Sunday, December 4, 2011

Why inequality is bad for economic health and political stability!

By ABDEL AZIZ ALUWAISHEG

Injustice is popularly believed to be behind a lot of the protests around the world, whether they are the “Arab Spring” or “Occupy Wall Street” and similar “Occupy” movements. The common refrain in most of those protests is that the rich have gotten much richer, while everyone else had gotten poorer.

Sympathetic economists provided evidence that unemployment was rising and real wages stagnating in the United States more than at any time since the Great Depression, while corporate profits were on the rise, and CEO pay reached unprecedented levels. For example, it was calculated an American CEO in 2011 makes 350 times as much as an ordinary worker, on average, compared to 50:1 ratio in 1985.

Now Nobel Laureate Kenneth Row has provided evidence (and theory) to back up that popular belief and argued for policy reversals. Prof. Arrow is no flaming radical, although he has impeccable liberal credentials. In a measured article published in the Boston Review last Wednesday, he pointed out that gains from increased productivity in the US had gone to a small group of upper-income individuals. According to his calculations, “the bulk of the increase went to the top 1 percent of income recipients and much of that to those in the top .1 percent.” In other words, the touted economic growth in the past 25 years benefited only a small group of people, while the rest were left behind.

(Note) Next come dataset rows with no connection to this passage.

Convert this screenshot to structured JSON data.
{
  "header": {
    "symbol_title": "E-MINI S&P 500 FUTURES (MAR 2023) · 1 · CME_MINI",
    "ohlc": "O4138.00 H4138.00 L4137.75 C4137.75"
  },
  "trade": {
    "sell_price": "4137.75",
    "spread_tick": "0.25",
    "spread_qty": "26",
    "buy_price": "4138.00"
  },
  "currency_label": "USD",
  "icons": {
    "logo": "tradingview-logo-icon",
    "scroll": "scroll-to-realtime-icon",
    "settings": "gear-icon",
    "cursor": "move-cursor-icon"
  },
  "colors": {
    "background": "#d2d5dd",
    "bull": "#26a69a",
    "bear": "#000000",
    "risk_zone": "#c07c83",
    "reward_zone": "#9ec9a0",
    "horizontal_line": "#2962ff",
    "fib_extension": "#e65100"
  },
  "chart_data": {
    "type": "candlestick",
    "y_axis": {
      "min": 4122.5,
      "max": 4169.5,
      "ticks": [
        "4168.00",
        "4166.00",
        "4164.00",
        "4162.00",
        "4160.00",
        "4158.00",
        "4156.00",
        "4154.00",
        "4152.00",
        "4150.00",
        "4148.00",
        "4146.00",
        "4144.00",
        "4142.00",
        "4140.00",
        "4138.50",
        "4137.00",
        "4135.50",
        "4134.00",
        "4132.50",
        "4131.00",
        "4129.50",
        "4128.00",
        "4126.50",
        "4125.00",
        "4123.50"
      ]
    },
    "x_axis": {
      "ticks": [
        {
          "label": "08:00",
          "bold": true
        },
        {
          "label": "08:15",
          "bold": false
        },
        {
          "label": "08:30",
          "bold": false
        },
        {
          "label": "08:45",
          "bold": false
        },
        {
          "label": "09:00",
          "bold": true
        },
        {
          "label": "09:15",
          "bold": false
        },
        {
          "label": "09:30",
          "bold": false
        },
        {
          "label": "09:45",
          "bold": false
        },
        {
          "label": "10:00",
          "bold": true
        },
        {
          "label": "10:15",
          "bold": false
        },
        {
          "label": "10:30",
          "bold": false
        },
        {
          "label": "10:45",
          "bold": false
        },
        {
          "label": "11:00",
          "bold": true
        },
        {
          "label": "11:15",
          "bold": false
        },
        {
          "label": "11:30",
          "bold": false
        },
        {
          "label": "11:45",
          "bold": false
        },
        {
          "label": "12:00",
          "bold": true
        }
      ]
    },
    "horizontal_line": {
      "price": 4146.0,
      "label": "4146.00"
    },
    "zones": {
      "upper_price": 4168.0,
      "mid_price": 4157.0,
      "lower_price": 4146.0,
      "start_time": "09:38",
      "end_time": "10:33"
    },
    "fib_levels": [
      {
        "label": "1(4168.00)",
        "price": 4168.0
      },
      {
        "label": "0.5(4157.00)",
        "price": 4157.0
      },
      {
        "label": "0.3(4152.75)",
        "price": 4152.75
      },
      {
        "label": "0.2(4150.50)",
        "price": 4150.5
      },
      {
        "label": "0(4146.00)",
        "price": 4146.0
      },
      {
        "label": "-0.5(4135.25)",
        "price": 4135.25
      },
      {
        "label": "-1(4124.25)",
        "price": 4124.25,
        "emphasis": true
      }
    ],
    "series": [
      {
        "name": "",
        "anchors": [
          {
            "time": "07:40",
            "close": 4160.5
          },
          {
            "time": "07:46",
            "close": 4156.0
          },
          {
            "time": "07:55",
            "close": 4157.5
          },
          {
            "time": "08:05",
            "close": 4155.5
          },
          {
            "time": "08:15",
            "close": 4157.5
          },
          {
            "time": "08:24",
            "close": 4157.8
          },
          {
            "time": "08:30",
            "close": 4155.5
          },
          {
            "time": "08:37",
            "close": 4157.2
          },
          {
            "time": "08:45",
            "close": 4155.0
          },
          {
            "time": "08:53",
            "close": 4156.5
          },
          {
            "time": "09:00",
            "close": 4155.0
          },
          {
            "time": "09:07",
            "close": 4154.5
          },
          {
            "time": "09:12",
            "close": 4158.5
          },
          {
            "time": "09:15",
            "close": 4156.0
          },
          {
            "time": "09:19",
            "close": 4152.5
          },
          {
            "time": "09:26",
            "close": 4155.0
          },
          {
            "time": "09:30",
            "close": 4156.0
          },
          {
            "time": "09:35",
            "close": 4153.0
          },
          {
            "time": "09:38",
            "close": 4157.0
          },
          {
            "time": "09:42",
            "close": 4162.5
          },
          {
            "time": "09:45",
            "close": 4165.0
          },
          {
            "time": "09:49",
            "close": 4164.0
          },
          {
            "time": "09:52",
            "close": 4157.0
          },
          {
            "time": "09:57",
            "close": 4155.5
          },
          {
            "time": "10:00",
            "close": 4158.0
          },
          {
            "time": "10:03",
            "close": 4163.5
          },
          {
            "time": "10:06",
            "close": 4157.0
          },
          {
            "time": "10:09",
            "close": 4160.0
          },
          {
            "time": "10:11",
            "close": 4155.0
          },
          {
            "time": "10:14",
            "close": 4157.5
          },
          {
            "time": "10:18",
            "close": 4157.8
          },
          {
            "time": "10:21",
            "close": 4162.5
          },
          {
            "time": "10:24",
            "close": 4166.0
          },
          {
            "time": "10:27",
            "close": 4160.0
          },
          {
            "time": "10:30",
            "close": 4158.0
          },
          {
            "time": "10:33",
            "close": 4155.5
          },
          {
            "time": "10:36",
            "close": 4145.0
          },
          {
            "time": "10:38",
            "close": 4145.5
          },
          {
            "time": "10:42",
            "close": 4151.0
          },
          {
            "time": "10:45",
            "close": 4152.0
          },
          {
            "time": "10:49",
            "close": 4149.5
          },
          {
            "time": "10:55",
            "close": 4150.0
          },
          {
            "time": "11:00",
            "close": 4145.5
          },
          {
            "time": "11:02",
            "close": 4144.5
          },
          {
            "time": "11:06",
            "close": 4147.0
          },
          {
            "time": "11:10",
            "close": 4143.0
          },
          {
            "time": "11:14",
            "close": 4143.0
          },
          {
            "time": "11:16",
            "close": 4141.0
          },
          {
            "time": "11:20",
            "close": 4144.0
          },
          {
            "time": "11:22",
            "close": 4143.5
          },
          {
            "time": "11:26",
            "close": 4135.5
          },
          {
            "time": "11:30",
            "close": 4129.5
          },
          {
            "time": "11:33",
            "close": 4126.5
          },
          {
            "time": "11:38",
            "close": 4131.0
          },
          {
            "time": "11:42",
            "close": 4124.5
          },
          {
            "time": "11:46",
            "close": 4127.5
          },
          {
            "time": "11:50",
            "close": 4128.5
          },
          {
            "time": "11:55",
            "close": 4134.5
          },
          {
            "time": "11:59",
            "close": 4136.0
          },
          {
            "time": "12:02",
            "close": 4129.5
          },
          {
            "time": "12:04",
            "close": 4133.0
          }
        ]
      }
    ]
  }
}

Arrow pointed the finger to two industries in particular: Financial and medical services, which have taken advantage of what is characterized as “asymmetric information” to enrich themselves at the expense of their customers. In cases of asymmetric information, competition is weakened and customers have little access to relevant information, either because it was not revealed or it is too complex to understand.

This is quite revolutionary. Mainstream economics has consistently discouraged policy makers from thinking of equality as a virtue. The leading authority on this idea was the Yale economist (later of Washington fame) Arthur Okun, who argued that there was essentially a “big trade off” between equality and efficiency. According to Okun, policies that sought to reduce inequality (such as minimum wage and progressive taxation) would instead reduce overall efficiency of the economy because they weakened competition and reduced the incentive to work and produce, not to mention the cost of bureaucracies necessary to implement such policies.

Arrow would probably reverse this logic. He would argue that arising inequality is indeed a symptom of limited competition and thus should be mitigated to restore competition, which is the secret behind the “invisible hand” success.

How much is Arrow’s argument a harbinger of things to come in economic thinking? I will try to explore that in the coming weeks.